The studio does realize that it's setting the stage for Amazon Games as a whole. Amazon has a whole host of technology that's behind its studios, including the Amazon Lumberyard engine and Amazon GameLift server tech, that it also licenses to other developers. Part of releasing these games is the success of not only the games themselves, but as a living proof-of-concept for Amazon's tech.

"We sit a floor away from a lot of the Lumberyard team," Johanson admits when asked about the larger giant that is Amazon behind the studio. "At the end of the day, we're trying to approach this from a very humble perspective. We haven't released a major game before. It's part of why we picked this marketing strategy of, 'announce the game and then very quickly put it out.' We know that people need to play the game to find out if it delivers. We don't have a built-in playerbase, we don't have a bunch of games that we can point to and say, 'Hey, this is our brand.' We're really setting the standard for all of that at once. We take that very seriously."

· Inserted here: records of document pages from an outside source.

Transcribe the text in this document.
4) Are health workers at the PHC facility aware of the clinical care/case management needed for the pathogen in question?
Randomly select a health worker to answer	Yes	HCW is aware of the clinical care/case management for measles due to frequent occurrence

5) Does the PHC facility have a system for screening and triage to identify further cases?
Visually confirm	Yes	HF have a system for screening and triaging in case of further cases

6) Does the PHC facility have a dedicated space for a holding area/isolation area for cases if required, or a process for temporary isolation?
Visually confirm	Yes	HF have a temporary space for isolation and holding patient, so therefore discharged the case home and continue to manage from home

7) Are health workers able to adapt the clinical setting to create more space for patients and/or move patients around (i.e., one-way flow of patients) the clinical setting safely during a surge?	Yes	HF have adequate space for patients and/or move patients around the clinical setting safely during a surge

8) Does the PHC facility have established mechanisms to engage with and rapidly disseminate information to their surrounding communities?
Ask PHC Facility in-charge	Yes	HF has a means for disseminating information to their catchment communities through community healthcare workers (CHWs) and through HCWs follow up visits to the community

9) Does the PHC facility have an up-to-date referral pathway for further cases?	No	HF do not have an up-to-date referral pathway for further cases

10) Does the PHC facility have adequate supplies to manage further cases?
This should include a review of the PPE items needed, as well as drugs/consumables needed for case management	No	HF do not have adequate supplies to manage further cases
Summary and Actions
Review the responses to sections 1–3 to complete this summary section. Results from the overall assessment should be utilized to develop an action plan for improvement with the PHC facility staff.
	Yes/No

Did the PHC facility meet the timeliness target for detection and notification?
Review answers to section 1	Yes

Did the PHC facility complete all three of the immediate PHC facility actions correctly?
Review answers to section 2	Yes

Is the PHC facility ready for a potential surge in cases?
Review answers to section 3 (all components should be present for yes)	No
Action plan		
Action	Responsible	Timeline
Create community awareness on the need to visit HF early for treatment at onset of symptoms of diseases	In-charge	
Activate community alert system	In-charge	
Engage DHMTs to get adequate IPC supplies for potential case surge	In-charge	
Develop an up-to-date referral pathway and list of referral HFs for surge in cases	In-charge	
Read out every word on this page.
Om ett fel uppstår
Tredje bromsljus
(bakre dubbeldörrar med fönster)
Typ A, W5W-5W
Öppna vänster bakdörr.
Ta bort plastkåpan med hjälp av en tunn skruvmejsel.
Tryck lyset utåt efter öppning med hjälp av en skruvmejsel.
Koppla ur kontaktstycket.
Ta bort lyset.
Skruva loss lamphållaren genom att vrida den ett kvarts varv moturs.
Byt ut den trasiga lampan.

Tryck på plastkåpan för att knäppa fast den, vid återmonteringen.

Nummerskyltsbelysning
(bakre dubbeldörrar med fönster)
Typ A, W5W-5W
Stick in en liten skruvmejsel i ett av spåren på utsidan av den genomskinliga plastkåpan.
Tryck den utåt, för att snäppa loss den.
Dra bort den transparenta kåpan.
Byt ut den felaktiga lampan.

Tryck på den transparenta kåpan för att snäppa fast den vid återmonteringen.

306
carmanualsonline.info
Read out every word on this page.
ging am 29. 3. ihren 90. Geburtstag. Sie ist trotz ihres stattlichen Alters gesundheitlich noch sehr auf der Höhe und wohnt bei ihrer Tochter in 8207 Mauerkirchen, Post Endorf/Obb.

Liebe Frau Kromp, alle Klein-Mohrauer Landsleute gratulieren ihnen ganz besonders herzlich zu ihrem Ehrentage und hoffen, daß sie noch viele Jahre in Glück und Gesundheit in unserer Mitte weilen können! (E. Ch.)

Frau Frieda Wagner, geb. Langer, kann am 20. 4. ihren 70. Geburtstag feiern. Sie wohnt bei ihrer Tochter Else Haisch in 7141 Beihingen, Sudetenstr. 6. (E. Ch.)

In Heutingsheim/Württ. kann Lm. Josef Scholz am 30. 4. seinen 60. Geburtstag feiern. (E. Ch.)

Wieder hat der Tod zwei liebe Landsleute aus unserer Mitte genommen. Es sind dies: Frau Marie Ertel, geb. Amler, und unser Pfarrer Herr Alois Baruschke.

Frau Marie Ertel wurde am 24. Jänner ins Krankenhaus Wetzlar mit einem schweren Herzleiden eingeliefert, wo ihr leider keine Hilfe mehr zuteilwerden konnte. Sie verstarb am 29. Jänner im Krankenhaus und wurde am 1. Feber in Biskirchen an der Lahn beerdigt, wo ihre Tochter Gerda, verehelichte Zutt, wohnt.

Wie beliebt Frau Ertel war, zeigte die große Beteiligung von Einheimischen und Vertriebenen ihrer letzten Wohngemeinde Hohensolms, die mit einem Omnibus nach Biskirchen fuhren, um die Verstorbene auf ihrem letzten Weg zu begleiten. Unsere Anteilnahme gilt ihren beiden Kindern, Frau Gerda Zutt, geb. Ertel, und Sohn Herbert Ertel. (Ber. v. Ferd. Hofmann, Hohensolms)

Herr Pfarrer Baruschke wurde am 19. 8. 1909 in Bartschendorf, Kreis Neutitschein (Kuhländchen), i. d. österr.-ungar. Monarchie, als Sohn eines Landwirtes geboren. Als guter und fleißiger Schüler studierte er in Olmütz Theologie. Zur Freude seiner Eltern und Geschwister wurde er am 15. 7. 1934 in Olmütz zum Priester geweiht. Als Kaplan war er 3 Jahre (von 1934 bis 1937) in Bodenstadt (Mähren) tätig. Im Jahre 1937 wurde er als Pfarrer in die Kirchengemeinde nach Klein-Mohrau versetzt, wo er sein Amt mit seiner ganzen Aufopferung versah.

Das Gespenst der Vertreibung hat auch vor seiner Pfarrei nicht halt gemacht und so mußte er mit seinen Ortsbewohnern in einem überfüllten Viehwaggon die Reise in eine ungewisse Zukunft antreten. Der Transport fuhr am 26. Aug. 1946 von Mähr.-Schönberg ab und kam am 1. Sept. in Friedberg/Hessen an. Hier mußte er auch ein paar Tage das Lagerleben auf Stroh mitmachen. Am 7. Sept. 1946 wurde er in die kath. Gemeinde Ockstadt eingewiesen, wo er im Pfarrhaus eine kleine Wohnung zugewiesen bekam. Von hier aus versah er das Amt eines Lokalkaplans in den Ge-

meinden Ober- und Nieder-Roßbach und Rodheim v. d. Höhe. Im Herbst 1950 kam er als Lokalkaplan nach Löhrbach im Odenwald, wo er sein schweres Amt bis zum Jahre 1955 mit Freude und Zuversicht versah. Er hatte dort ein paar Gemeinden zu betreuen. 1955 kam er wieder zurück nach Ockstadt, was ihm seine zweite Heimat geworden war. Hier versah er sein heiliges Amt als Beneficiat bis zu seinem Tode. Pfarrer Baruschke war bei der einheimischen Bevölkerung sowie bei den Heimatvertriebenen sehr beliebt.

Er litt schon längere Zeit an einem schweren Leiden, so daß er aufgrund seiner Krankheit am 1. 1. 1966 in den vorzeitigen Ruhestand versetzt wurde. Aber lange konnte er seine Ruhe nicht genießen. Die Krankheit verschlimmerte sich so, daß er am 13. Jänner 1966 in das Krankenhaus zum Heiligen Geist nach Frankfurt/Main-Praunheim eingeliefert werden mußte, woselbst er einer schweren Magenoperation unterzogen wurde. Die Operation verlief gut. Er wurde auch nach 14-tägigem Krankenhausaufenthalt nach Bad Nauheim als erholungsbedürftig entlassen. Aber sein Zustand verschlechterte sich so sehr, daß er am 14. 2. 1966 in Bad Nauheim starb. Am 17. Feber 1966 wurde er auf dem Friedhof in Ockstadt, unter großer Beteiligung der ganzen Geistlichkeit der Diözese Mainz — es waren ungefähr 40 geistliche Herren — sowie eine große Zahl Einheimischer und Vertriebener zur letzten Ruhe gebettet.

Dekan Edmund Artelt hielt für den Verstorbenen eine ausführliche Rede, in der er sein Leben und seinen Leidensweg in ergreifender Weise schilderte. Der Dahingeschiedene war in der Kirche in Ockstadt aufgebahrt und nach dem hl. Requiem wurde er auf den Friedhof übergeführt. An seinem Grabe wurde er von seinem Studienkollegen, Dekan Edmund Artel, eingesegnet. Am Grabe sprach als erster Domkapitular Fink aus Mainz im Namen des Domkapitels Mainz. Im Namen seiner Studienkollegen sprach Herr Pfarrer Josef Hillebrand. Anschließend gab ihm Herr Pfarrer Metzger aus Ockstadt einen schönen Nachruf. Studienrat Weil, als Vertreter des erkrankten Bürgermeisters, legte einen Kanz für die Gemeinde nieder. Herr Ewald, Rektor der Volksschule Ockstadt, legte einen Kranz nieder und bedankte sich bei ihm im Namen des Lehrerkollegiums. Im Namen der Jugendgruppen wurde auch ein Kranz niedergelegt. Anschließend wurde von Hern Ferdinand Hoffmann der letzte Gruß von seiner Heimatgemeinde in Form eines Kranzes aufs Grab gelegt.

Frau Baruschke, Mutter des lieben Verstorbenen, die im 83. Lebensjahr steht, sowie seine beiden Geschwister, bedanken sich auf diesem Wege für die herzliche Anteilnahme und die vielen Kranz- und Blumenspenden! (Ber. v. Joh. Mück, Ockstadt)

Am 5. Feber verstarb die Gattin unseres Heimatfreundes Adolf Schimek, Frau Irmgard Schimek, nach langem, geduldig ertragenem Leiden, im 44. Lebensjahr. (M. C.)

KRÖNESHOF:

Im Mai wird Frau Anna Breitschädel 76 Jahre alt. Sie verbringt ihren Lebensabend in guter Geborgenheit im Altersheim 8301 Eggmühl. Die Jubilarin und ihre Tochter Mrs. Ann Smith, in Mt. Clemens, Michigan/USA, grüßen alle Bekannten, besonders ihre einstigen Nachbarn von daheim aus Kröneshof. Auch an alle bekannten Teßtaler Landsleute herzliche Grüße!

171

Even if you don't fight, you can capture objectives. | Mike Williams/USG, Amazon Games

Passion and effort aren't enough though. In the end, Crucible will live and die on whether the community thinks it's interesting. It has to convince the world that there's room to breath in-between Blizzard Entertainment and Riot Games. Overwatch is a bit too complicated for me and Valorant needs more flavor.For now, Crucible seemingly fits my needs. Is that enough for everyone else? We'll see tomorrow, May 20, when it launches on PC.